Yves: 20 items is too many.
Noah: Let's see what we have.
<Yves> https://lists.w3.org/Archives/Member/tag/2012Jan/0001.html
Noah: [outlines above list]
[discussion on death of protocols]
Yves: this is the list discussed during f2f in Edinburgh.
Noah: two more - one is a think Dan asked for: should app cache vs app packaging be on the heads-up list for Jeff?
… Noah: I think the only reason to highlight this is if it's not adequately highlighted in the workshop report.
Dan: risk is more generally apps vs web.
Jenit: which we already have.
Ashok: [asks for clarification]
Noah: We need descriptions of
threats or potential threads to send to Jeff - between a
paragraph and a short page.
... if people like the list, let's look at each one.
JeniT: should the registries and IANA stuff get moved into the bigger section?

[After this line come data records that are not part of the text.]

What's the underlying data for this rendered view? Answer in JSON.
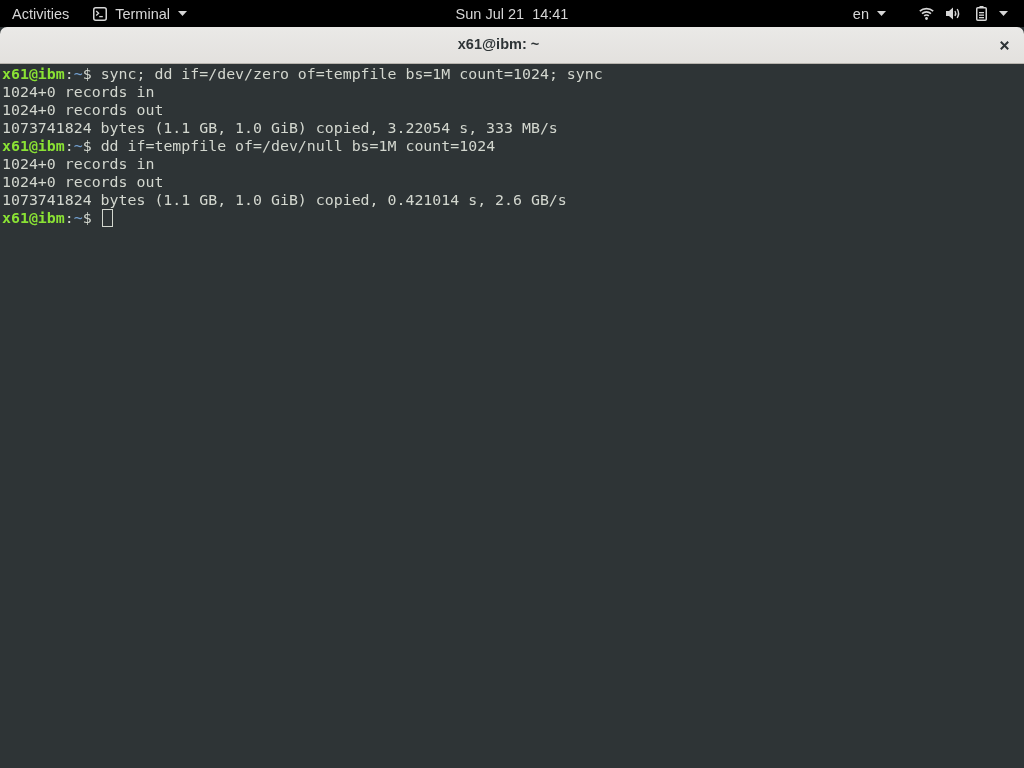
{
  "top_bar": {
    "activities": "Activities",
    "app_menu": "Terminal",
    "clock": "Sun Jul 21  14:41",
    "keyboard_layout": "en"
  },
  "window": {
    "title": "x61@ibm: ~",
    "terminal": {
      "lines": [
        {
          "kind": "prompt",
          "user_host": "x61@ibm",
          "separator": ":",
          "path": "~",
          "symbol": "$",
          "command": "sync; dd if=/dev/zero of=tempfile bs=1M count=1024; sync",
          "cursor": false
        },
        {
          "kind": "output",
          "text": "1024+0 records in"
        },
        {
          "kind": "output",
          "text": "1024+0 records out"
        },
        {
          "kind": "output",
          "text": "1073741824 bytes (1.1 GB, 1.0 GiB) copied, 3.22054 s, 333 MB/s"
        },
        {
          "kind": "prompt",
          "user_host": "x61@ibm",
          "separator": ":",
          "path": "~",
          "symbol": "$",
          "command": "dd if=tempfile of=/dev/null bs=1M count=1024",
          "cursor": false
        },
        {
          "kind": "output",
          "text": "1024+0 records in"
        },
        {
          "kind": "output",
          "text": "1024+0 records out"
        },
        {
          "kind": "output",
          "text": "1073741824 bytes (1.1 GB, 1.0 GiB) copied, 0.421014 s, 2.6 GB/s"
        },
        {
          "kind": "prompt",
          "user_host": "x61@ibm",
          "separator": ":",
          "path": "~",
          "symbol": "$",
          "cursor": true
        }
      ]
    }
  }
}
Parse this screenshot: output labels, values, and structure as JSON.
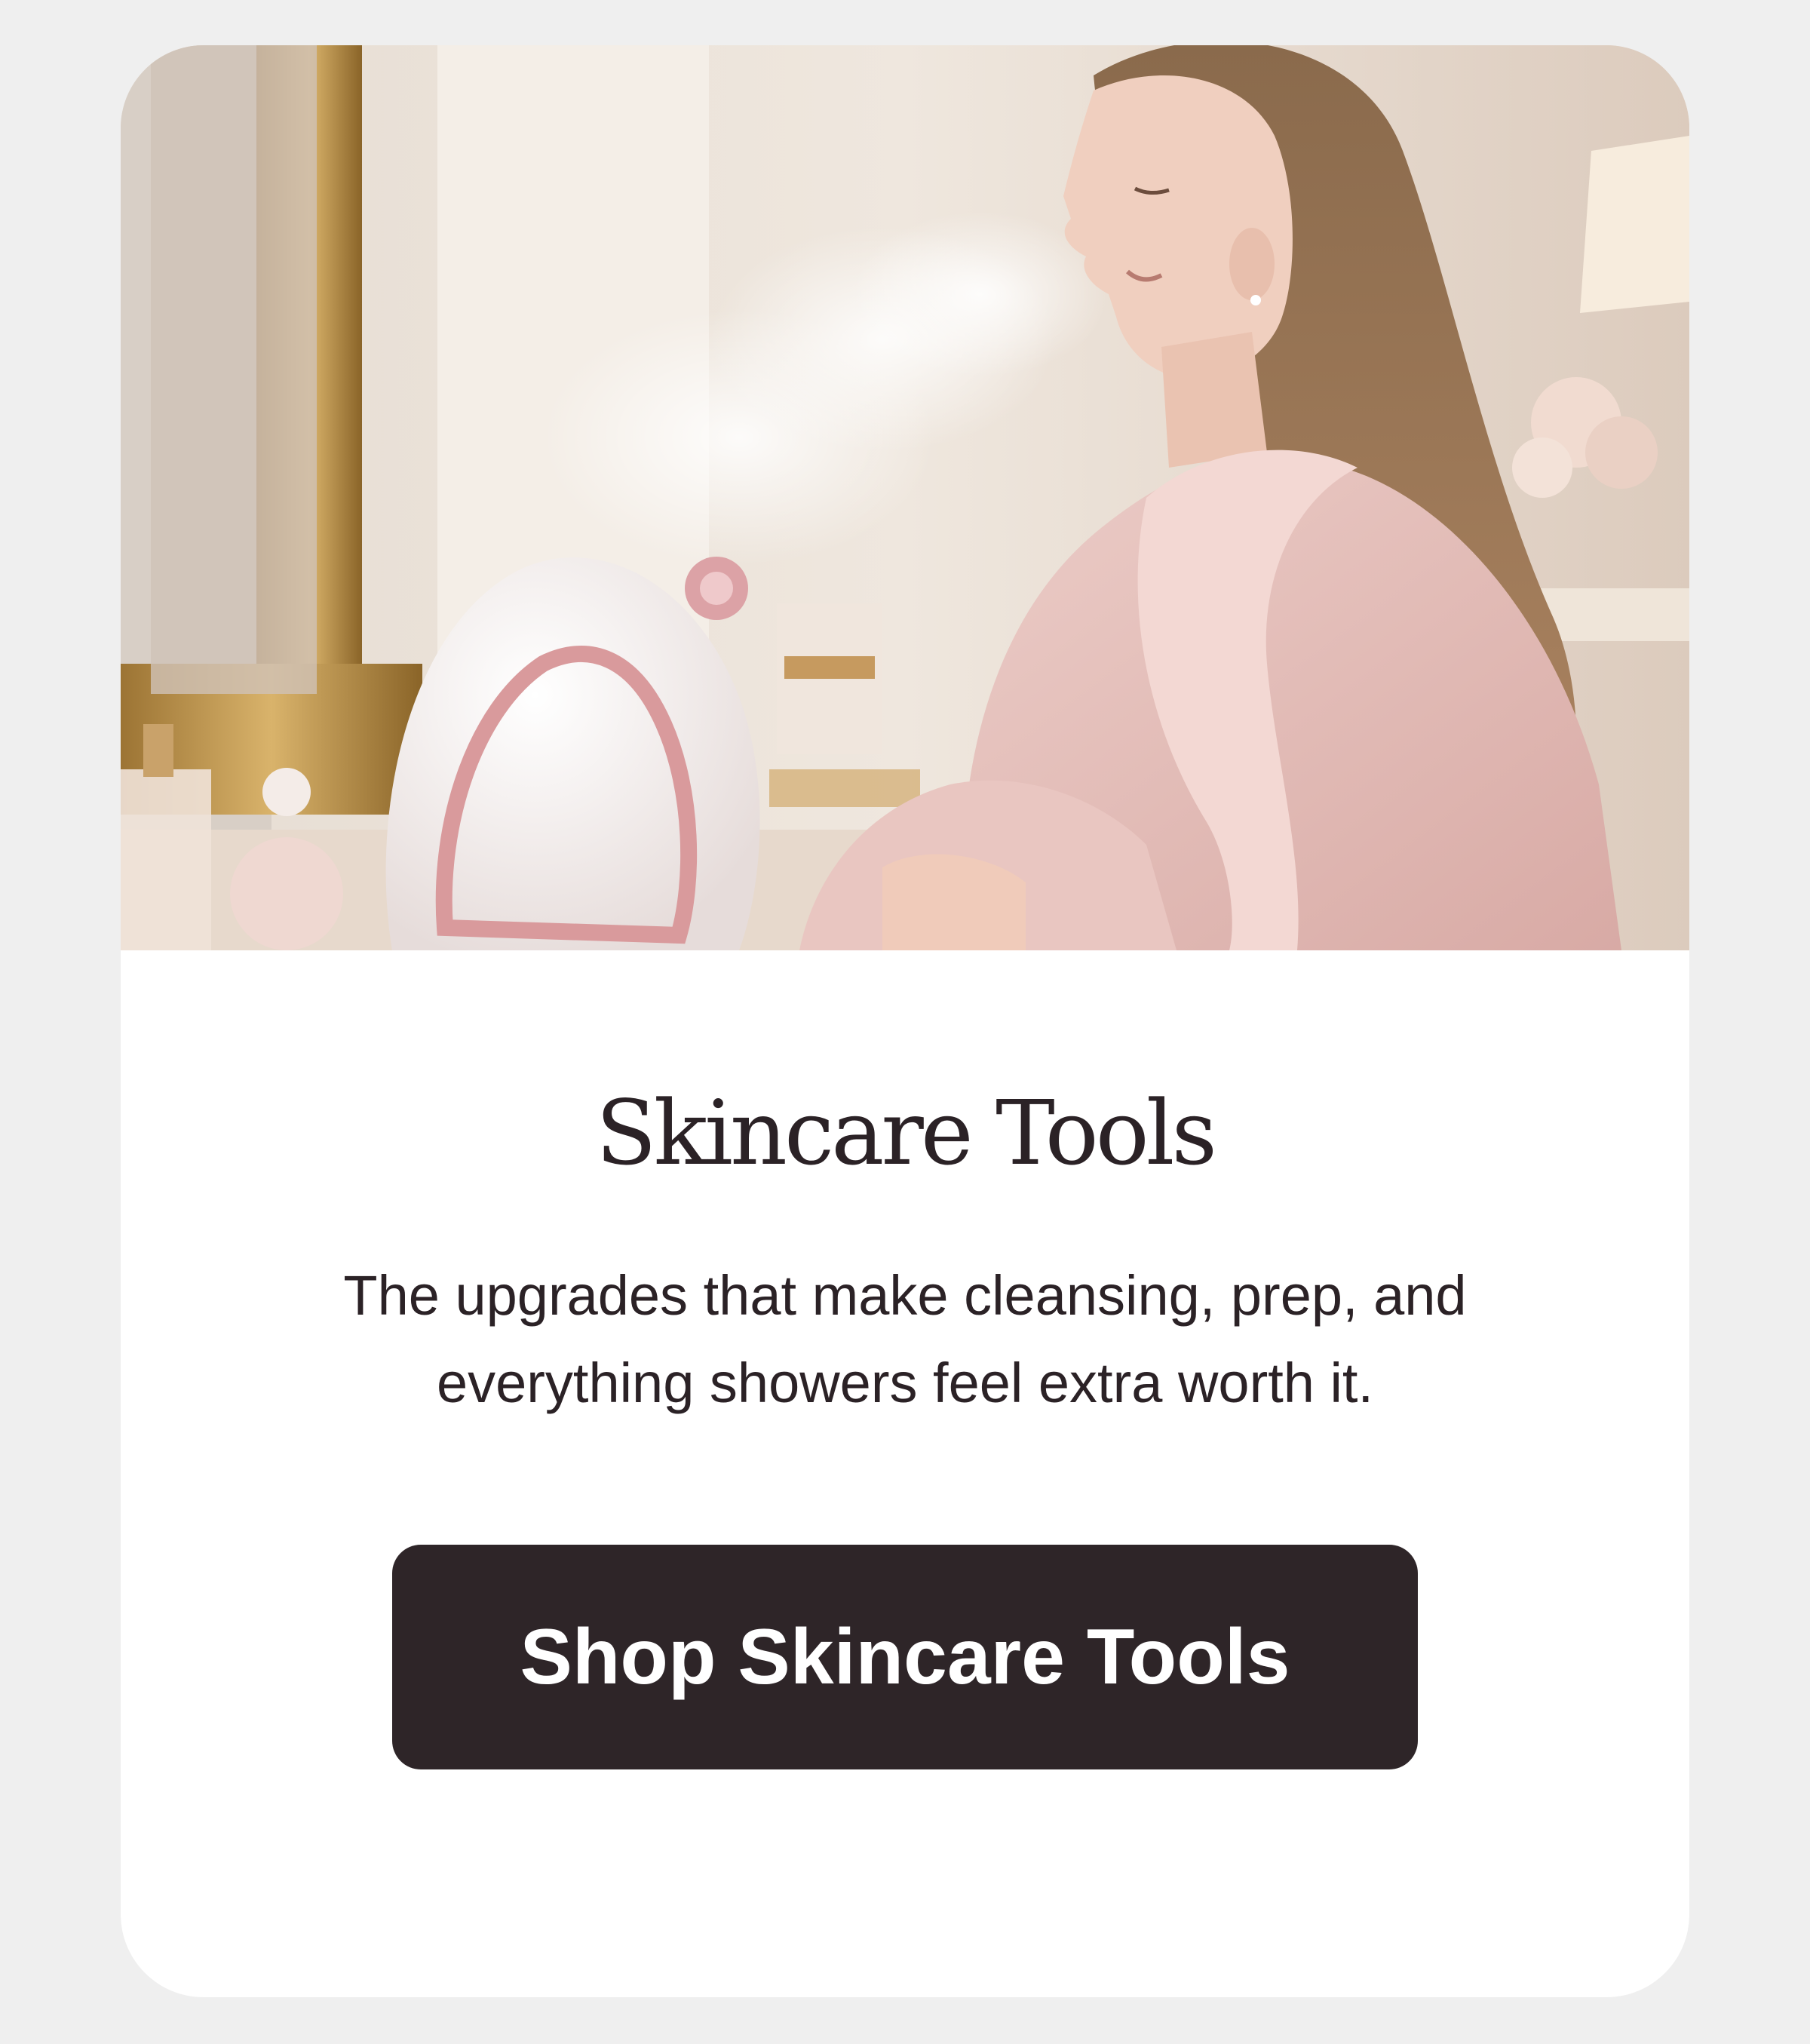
{
  "card": {
    "image_alt": "Woman in a pink robe using a facial steamer at a vanity mirror",
    "title": "Skincare Tools",
    "description": "The upgrades that make cleansing, prep, and everything showers feel extra worth it.",
    "cta_label": "Shop Skincare Tools"
  },
  "colors": {
    "page_background": "#efefef",
    "card_background": "#ffffff",
    "text": "#2b2226",
    "button_background": "#2e2528",
    "button_text": "#ffffff"
  }
}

… especially rdfa vs html link relations.
Yves: this is not new.
… if there will be more issues based on this - e.g. registries being misused - then yes.
Noah: If we think e.g. Happiana will rise into a key issue then we might raise it to Jeff.

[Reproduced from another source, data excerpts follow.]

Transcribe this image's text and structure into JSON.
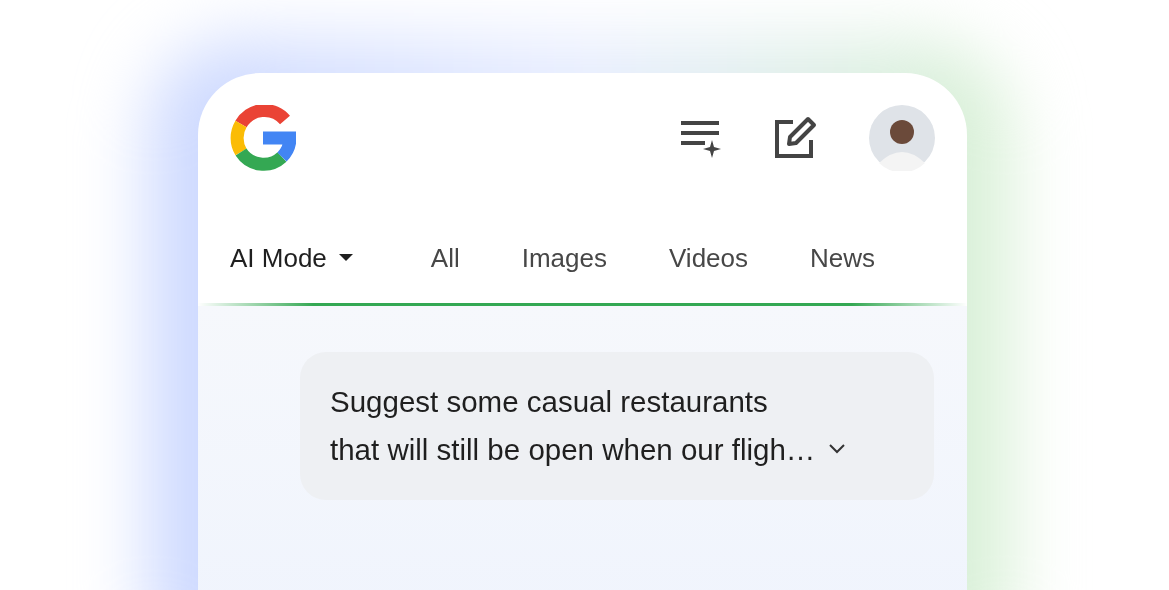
{
  "tabs": [
    {
      "label": "AI Mode",
      "selected": true,
      "dropdown": true
    },
    {
      "label": "All",
      "selected": false,
      "dropdown": false
    },
    {
      "label": "Images",
      "selected": false,
      "dropdown": false
    },
    {
      "label": "Videos",
      "selected": false,
      "dropdown": false
    },
    {
      "label": "News",
      "selected": false,
      "dropdown": false
    }
  ],
  "query": {
    "text": "Suggest some casual restaurants\nthat will still be open when our fligh…",
    "expandable": true
  }
}
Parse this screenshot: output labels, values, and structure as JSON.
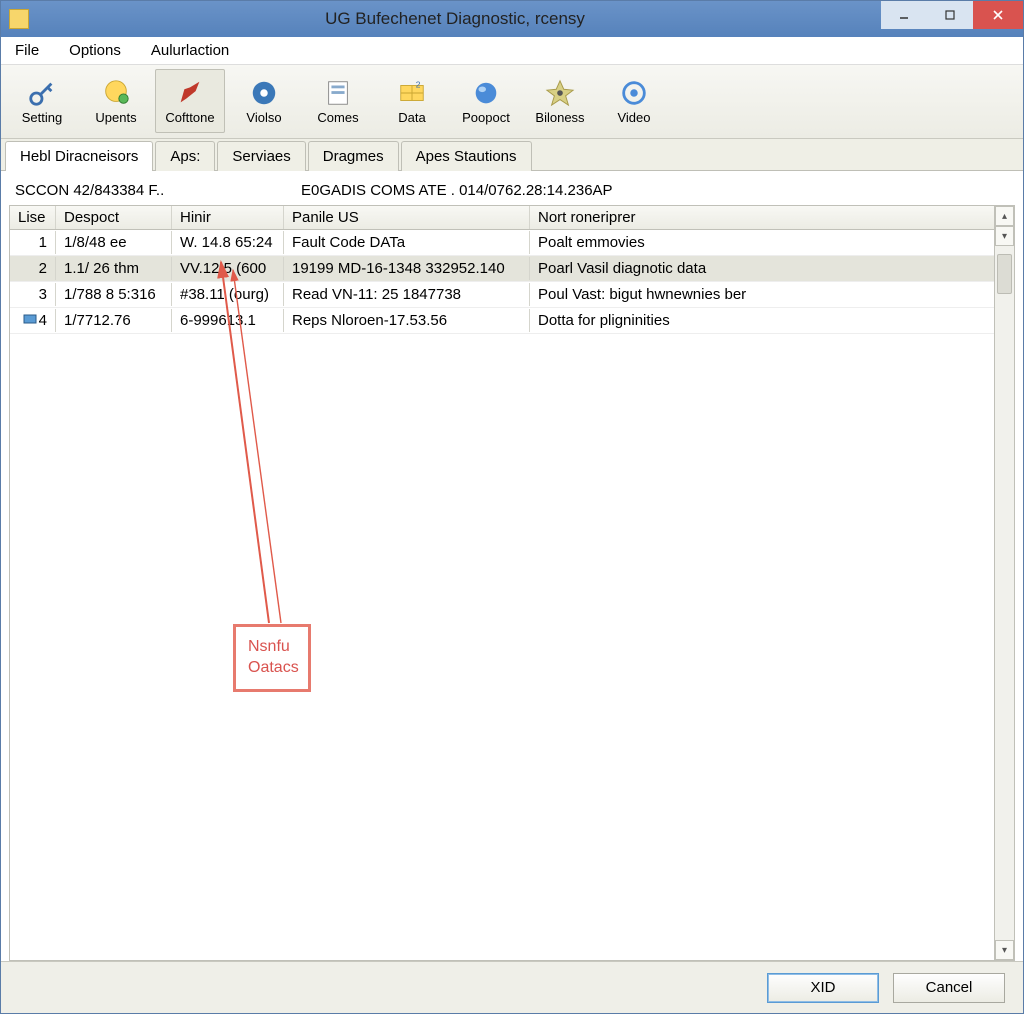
{
  "window": {
    "title": "UG Bufechenet Diagnostic, rcensy"
  },
  "menu": {
    "file": "File",
    "options": "Options",
    "aulurlaction": "Aulurlaction"
  },
  "toolbar": [
    {
      "label": "Setting",
      "icon": "key-icon"
    },
    {
      "label": "Upents",
      "icon": "globe-icon"
    },
    {
      "label": "Cofttone",
      "icon": "pen-icon",
      "active": true
    },
    {
      "label": "Violso",
      "icon": "disc-icon"
    },
    {
      "label": "Comes",
      "icon": "form-icon"
    },
    {
      "label": "Data",
      "icon": "table-icon"
    },
    {
      "label": "Poopoct",
      "icon": "ball-icon"
    },
    {
      "label": "Biloness",
      "icon": "star-icon"
    },
    {
      "label": "Video",
      "icon": "lens-icon"
    }
  ],
  "tabs": [
    {
      "label": "Hebl Diracneisors",
      "active": true
    },
    {
      "label": "Aps:",
      "active": false
    },
    {
      "label": "Serviaes",
      "active": false
    },
    {
      "label": "Dragmes",
      "active": false
    },
    {
      "label": "Apes Stautions",
      "active": false
    }
  ],
  "status": {
    "left": "SCCON 42/843384 F..",
    "right": "E0GADIS COMS ATE . 014/0762.28:14.236AP"
  },
  "table": {
    "columns": {
      "lise": "Lise",
      "despoct": "Despoct",
      "hinir": "Hinir",
      "panile": "Panile US",
      "nort": "Nort roneriprer"
    },
    "rows": [
      {
        "lise": "1",
        "despoct": "1/8/48 ee",
        "hinir": "W. 14.8 65:24",
        "panile": "Fault Code DATa",
        "nort": "Poalt emmovies",
        "selected": false
      },
      {
        "lise": "2",
        "despoct": "1.1/ 26 thm",
        "hinir": "VV.12.5 (600",
        "panile": "19199 MD-16-1348 332952.140",
        "nort": "Poarl Vasil diagnotic data",
        "selected": true
      },
      {
        "lise": "3",
        "despoct": "1/788 8 5:316",
        "hinir": "#38.11 (ourg)",
        "panile": "Read VN-11: 25 1847738",
        "nort": "Poul Vast: bigut hwnewnies ber",
        "selected": false
      },
      {
        "lise": "4",
        "despoct": "1/7712.76",
        "hinir": "6-999613.1",
        "panile": "Reps Nloroen-17.53.56",
        "nort": "Dotta for pligninities",
        "selected": false,
        "icon": true
      }
    ]
  },
  "callout": {
    "line1": "Nsnfu",
    "line2": "Oatacs"
  },
  "buttons": {
    "primary": "XID",
    "cancel": "Cancel"
  }
}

… we could make it an addendum to the main list.
Yves: "there have been issues - there will probably be more issues - there is this work happening (IANA)"
JAR: … and a small effort by w3c staff could help.

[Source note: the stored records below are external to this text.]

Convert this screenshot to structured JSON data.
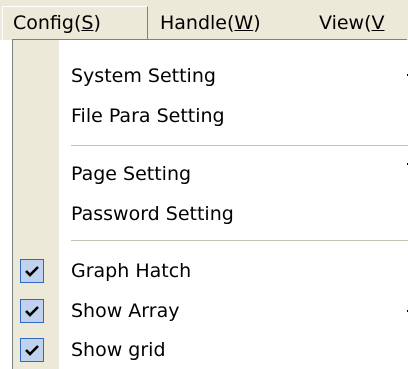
{
  "menubar": {
    "items": [
      {
        "prefix": "Config(",
        "accel": "S",
        "suffix": ")"
      },
      {
        "prefix": "Handle(",
        "accel": "W",
        "suffix": ")"
      },
      {
        "prefix": "View(",
        "accel": "V",
        "suffix": ""
      }
    ]
  },
  "config_menu": {
    "items": [
      {
        "label": "System Setting"
      },
      {
        "label": "File Para Setting"
      },
      {
        "label": "Page Setting"
      },
      {
        "label": "Password Setting"
      },
      {
        "label": "Graph Hatch",
        "checked": true
      },
      {
        "label": "Show Array",
        "checked": true
      },
      {
        "label": "Show grid",
        "checked": true
      }
    ]
  },
  "icons": {
    "checked": "checkmark-icon"
  },
  "colors": {
    "menubar_bg": "#ece9d8",
    "menu_bg": "#ffffff",
    "gutter_bg": "#ece9d8",
    "check_highlight": "#c1d2ee",
    "check_border": "#316ac5",
    "separator": "#c5c2b2"
  }
}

Noah: Jeff asked me for [major issues] that might hit him.
JeniT: Along those lines, the section on SPDY and http - this feels less like something that we need to be mega-concerned about.
Noah: I think http is a major
part of the Web - we should [outline the key topics] and then
say "we have been working with e.g. mnot about it and this is
what's happening..."
... let's go through the things Yves has drafted on each of
these.
... first - "Specifications with the Same Scope…"
... Question I would ask - you talk about RDFa
Yves: With the evolution of different stacks, they step on other technology stacks' feet. It's difficult to predict that.
Noah: If we know of anything similar to microdata/rdfa then we should alert Jeff.
Yves: another one might be xpath and css selectors.
Noah: is that resolving?
Yves: I think it's more or less under control.
JeniT: We can say - following discussion with plh over html.next there seem to be areas e.g. speech but our advice from him was that this wasn't going to cause problems.
<noah> I think we need to tell Jeff where the ones we know about stand, and where there are others that are likely to be problems. I hear Yves saying: microdata/RDFa and CSS/XPath are probably headed for resolution, but these things will keep happening.
… the two things that could be hot topics look like they are being handled in the right way.
Noah: I think this should come out under my signature on behalf of the TAG.
… I feel sufficiently informed on this one to take a cut.
<noah> Current draft: The TAG, as part of its review activity will continue to monitor such
<noah> issues.
<noah> Suggested: The TAG, as part of its review activity will continue to monitor such
<noah> issues.
Yves: last para where I said TAG is reviewing what is going on - even if we don't know an issue that will happen in the next 6 months, in 2 months we might discover an issue.
<noah> issues and we will alert you to any that we think are of particular concern.
Noah: Next one - "phone apps vs web apps"
yves: there are a range of issues here, and I'm not sure what the crux is
<noah> YL: On the mobile, I'm not sure where the issues are.
DKA: there's things like URI schemes as well
<noah> DKA: It touches on things like vendor-specific URIs
DKA: and the "death of the web"
noah: can you send me an email?
<noah> ACTION: Dan to put together a bulleted list of items to go into this category [recorded in http://www.w3.org/2012/01/06-tagmem-minutes.html#action03]
<trackbot> Sorry, couldn't find user - Dan
DKA: give me an action to include APIs, packaging, offline use, tools, monetisation
noah: if you could just draft a section?
DKA: ok
JeniT: do Facebook apps have similar characteristics?
DKA: the risk on mobile is apps
running outside the browser, that could be done in the
browser
... due to artificial constraints
noah: widgets could run outside the browser, are they bad too?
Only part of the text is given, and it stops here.